首先要干的是先为事务日志申请共享内存,以及一些重要结构体的初始化。
本节主要内容如下:
- 计算XLOG需要申请多少共享内存:XLOGShmemSize函数
- 两个重要结构体:XLogCtlData和XLogCtlInsert
- XLOG初始化共享内存:XLOGShmemInit函数
一、 XLOGShmemSize函数
用户可以通过wal_buffers参数来指定XLOG BUFFER中缓存页面的数量。wal_buffers默认值为-1,表示pg通过启发式算法(XLOGChooseNumBuffers函数)计算出需要缓存页面的数量。
除了XLOG BUFFER,还需要申请一部分共享内存保存XLOG的控制信息,因此在函数中可以看到size是几部分相加的结果。
/*
* 计算XLOG需要申请多少共享内存
*/
Size XLOGShmemSize(void)
{
Size size;
/*
* 判断wal_buffers是否为-1,如果是,则调用XLOGChooseNumBuffers函数获取值
*/
if (XLOGbuffers == -1)
{
char buf[32];
snprintf(buf, sizeof(buf), "%d", XLOGChooseNumBuffers());
SetConfigOption("wal_buffers", buf, PGC_POSTMASTER, PGC_S_OVERRIDE);
}
// wal_buffers必须大于0,因为是缓存的页面数
Assert(XLOGbuffers > 0);
/* XLogCtl,XLog控制信息的大小,后面会具体了解这个结构体 */
size = sizeof(XLogCtlData);
/* WAL insertion locks, plus alignment,日志记录插入时使用的轻量锁大小 */
size = add_size(size, mul_size(sizeof(WALInsertLockPadded), NUM_XLOGINSERT_LOCKS + 1));
/* xlblocks array,记录每个XLog Block的起始LSN */
size = add_size(size, mul_size(sizeof(XLogRecPtr), XLOGbuffers));
/* extra alignment padding for XLOG I/O buffers,额外使用一个块大小,保持字节对齐 */
size = add_size(size, XLOG_BLCKSZ);
/* and the buffers themselves,XLOG BUFFER的大小 */
size = add_size(size, mul_size(XLOG_BLCKSZ, XLOGbuffers));
// 注意:本函数不计算ControlFileData的大小
return size;
}
从上述代码中可用看出共享缓存被分了5个部分:
- 第一部分:XLogCtl
- 第二部分:LSN数组,数组元素个数和log buffer的页面数一致(XLOGbuffers)

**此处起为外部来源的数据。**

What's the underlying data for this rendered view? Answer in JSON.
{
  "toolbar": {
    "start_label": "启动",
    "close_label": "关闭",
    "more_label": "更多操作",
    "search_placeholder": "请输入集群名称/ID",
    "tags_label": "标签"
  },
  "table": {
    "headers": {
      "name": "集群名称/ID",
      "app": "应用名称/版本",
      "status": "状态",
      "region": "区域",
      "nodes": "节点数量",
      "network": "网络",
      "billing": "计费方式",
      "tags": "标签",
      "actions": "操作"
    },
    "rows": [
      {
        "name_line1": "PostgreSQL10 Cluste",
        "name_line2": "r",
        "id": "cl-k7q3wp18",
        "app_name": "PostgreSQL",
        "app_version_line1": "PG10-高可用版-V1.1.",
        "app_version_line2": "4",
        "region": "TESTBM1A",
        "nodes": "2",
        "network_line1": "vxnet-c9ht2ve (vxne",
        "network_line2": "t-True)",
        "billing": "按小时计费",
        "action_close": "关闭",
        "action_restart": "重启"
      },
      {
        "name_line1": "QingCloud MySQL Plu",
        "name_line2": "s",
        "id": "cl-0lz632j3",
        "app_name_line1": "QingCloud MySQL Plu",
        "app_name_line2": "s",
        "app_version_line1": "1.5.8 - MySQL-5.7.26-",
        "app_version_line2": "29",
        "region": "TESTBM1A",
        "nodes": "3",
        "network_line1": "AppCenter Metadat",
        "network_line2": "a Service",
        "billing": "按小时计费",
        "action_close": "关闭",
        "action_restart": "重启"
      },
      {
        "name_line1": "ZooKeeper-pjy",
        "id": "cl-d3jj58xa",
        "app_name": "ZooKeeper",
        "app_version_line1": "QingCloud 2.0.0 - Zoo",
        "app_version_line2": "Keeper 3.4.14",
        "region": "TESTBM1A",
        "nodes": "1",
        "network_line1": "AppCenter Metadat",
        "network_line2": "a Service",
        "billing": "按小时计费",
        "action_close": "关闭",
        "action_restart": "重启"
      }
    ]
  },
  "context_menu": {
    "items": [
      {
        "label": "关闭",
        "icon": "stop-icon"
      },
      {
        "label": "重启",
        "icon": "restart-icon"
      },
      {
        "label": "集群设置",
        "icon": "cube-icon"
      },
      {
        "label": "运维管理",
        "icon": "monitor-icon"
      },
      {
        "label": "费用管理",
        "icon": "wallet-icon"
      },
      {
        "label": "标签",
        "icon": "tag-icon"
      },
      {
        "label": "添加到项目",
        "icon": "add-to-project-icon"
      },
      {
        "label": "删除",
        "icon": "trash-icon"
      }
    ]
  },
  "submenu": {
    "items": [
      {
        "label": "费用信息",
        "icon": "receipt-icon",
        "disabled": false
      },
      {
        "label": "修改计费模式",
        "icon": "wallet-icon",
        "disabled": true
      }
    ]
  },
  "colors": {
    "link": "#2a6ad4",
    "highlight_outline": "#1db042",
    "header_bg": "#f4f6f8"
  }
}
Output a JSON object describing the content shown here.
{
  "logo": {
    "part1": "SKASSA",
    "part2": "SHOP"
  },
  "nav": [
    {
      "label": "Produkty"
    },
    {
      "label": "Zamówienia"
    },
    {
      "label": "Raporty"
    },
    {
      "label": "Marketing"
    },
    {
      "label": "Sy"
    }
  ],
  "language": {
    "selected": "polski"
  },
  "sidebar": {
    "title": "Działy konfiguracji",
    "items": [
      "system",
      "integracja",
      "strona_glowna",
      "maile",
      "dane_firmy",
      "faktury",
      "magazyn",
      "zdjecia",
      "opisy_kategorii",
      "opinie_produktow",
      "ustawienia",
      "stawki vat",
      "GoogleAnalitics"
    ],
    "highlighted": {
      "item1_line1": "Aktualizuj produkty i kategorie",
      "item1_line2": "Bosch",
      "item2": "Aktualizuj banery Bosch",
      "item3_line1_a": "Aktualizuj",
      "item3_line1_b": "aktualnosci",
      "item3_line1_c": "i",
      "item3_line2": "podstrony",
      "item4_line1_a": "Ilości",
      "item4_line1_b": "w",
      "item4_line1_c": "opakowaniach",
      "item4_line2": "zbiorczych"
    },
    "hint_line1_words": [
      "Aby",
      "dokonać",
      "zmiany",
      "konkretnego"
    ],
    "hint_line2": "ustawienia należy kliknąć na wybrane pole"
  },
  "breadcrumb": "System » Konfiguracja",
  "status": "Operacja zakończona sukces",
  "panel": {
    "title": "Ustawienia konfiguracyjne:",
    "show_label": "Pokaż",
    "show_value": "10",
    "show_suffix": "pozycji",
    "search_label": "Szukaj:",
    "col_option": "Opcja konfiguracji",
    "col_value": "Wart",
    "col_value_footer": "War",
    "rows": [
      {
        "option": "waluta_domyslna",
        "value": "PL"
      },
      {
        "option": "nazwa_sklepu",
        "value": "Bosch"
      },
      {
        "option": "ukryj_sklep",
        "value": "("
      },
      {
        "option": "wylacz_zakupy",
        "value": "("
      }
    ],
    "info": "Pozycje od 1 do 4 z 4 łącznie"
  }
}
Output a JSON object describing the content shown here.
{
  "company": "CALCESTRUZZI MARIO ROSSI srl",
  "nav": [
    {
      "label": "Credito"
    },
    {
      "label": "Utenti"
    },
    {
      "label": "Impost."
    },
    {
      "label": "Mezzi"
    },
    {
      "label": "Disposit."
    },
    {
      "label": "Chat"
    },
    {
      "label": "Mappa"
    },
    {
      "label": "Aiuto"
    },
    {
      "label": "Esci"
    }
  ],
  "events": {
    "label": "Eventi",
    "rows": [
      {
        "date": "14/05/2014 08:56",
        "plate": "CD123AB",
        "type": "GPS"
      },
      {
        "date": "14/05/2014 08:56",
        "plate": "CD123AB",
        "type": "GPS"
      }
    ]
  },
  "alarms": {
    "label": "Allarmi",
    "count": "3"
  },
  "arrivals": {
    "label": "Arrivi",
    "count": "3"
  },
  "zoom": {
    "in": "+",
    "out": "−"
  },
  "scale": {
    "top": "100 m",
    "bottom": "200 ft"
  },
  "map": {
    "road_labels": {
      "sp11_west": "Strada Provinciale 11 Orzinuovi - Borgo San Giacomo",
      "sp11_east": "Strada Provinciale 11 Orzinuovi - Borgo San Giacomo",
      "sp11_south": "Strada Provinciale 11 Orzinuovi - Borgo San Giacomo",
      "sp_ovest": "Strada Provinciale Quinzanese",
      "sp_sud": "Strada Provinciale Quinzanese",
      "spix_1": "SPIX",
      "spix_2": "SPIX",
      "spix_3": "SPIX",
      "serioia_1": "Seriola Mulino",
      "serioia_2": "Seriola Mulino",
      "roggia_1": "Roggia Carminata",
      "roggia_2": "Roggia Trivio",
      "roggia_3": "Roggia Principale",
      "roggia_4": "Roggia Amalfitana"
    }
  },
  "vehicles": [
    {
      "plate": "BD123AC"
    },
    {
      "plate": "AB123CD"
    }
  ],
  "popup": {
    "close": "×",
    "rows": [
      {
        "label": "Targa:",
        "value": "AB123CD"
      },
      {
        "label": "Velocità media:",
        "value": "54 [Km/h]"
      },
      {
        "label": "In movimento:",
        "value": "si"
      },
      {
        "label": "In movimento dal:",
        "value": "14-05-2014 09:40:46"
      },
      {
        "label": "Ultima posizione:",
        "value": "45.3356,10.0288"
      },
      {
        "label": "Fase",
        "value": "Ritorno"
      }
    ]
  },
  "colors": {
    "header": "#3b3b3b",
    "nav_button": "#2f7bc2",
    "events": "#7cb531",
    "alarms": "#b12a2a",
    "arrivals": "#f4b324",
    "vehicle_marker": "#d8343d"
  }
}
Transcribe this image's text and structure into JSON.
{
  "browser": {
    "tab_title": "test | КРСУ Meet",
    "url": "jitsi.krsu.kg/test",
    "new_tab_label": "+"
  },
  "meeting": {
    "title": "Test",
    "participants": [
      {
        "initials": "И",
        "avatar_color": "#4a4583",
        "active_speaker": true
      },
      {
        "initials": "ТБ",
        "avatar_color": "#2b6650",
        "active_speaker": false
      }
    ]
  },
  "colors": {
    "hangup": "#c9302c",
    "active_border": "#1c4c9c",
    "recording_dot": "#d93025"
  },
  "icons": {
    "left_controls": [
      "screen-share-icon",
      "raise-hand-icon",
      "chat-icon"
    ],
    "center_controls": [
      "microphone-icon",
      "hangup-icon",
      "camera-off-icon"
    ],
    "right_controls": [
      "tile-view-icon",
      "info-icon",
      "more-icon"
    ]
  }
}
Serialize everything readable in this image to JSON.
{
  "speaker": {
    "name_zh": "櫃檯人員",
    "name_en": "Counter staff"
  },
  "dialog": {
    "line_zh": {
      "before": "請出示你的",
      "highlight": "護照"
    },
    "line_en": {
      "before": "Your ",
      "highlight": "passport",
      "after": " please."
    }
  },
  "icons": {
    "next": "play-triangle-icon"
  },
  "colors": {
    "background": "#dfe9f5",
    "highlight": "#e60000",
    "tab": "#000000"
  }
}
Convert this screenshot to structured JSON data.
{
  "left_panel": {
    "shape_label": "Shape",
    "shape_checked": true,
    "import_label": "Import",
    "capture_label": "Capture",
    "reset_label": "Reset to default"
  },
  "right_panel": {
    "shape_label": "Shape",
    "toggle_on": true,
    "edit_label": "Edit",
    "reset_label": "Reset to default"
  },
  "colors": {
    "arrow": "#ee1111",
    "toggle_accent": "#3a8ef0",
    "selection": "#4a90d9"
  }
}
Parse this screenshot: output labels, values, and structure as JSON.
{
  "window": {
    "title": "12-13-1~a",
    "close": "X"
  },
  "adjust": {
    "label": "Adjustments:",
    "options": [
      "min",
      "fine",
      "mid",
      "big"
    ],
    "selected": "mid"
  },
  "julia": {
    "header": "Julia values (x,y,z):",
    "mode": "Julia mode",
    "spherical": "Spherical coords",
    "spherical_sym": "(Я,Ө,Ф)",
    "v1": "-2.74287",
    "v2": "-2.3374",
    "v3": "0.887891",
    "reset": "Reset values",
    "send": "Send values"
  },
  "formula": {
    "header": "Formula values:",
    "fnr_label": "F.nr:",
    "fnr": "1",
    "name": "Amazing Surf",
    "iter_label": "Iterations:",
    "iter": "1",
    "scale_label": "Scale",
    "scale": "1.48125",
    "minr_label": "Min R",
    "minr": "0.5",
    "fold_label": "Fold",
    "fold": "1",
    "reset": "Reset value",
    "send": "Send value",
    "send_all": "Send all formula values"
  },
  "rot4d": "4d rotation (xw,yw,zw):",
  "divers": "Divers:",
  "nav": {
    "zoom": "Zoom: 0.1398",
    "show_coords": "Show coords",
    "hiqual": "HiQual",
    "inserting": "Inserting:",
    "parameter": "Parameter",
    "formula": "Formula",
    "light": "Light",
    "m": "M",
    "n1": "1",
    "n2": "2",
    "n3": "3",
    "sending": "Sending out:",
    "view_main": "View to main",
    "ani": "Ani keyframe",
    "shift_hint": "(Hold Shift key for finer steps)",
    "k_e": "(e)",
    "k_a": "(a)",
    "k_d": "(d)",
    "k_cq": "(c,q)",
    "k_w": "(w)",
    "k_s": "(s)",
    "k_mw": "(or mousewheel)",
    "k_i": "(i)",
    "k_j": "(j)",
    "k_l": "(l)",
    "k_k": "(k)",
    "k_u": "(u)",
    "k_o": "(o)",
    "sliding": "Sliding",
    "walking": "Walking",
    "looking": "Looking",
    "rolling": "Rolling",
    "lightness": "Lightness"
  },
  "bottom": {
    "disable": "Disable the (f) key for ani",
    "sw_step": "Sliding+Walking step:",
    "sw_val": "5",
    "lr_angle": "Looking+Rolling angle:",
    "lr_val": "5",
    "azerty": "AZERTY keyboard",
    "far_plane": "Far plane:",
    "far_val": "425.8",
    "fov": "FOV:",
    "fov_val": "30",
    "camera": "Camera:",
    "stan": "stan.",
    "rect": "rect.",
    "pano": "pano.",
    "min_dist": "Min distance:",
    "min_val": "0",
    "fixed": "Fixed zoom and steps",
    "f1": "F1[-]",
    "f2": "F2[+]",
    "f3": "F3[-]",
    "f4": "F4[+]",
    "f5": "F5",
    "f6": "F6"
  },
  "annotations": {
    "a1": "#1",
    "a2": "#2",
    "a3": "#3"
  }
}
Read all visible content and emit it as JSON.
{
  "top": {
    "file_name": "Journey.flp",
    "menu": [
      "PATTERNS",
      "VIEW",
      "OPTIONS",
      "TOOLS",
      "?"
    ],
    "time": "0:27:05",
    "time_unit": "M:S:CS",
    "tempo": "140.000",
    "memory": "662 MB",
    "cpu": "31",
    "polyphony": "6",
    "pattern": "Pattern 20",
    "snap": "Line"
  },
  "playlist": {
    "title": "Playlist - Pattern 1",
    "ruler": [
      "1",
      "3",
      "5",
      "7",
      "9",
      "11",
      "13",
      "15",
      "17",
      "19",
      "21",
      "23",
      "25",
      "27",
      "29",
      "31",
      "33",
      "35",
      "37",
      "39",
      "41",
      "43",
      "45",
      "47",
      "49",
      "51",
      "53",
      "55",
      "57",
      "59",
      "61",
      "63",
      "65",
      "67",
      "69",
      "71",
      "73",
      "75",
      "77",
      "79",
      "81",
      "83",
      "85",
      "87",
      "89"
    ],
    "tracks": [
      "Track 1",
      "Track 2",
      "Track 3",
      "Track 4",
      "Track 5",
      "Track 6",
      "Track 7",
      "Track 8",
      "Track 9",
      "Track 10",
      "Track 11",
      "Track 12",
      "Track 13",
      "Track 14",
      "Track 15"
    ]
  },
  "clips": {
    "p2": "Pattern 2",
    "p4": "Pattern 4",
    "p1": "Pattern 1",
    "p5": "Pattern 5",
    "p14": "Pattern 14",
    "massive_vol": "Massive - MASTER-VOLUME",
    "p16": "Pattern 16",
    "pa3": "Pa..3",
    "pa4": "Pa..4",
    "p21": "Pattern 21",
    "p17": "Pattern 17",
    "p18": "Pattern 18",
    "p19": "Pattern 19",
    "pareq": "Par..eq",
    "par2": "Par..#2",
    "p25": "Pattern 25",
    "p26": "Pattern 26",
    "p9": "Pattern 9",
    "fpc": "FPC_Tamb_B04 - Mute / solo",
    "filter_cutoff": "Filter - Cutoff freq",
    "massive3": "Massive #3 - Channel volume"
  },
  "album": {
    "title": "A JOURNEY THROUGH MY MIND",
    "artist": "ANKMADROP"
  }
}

- 第三部分:WALInsertLockPadded数组,数组元素个数为NUM_XLOGINSERT_LOCKS
- 第四部分:对齐位
- 第五部分:log buffer,数组元素个数为XLOGbuffers
二、 两个重要结构体
1. XLogCtlData
XLogCtlData中保存当前WAL的写入状态、刷盘状态、buffer页面的状态信息等。
/*
* Total shared-memory state for XLOG.
*/
typedef struct XLogCtlData
{
XLogCtlInsert Insert; //其中包含XLogCtlInsert结构体
/* Protected by info_lck: 由info_lck保护 */
XLogwrtRqst LogwrtRqst; /* 日志需要写入和刷入的LSN */
XLogRecPtr RedoRecPtr; /* a recent copy of Insert->RedoRecPtr,冗余保存Insert->RedoRecPtr,表示接近checkpoint的Redo LSN */
FullTransactionId ckptFullXid; /* nextXid of latest checkpoint,最近一次checkpoint对应的下一个事务id */
XLogRecPtr asyncXactLSN; /* LSN of newest async commit/abort,最新异步提交/回滚操作的LSN */
XLogRecPtr replicationSlotMinLSN; /* oldest LSN needed by any slot,复制槽需要的最旧LSN */
XLogSegNo lastRemovedSegNo; /* latest removed/recycled XLOG segment,最近一次删除/回收的日志段ID */
/* Fake LSN counter, for unlogged relations. Protected by ulsn_lck. 假的LSN计数器,用于不需记录日志的表,由ulsn_lck保护,目前只有GiST使用 */
XLogRecPtr unloggedLSN;
slock_t ulsn_lck;
/* Time and LSN of last xlog segment switch. Protected by WALWriteLock. WAL日志切换时,记录当前时间和刷入日志的LSN,由WALWriteLock保护 */
pg_time_t lastSegSwitchTime;
XLogRecPtr lastSegSwitchLSN;
/*
* Protected by info_lck and WALWriteLock (you must hold either lock to
* read it, but both to update) 日志已经写入和刷入的LSN。由info_lck和WALWriteLock保护,获得其中一个时可以读取它,两者都获得时才能更新它
*/
XLogwrtResult LogwrtResult;
/*
* Latest initialized page in the cache (last byte position + 1).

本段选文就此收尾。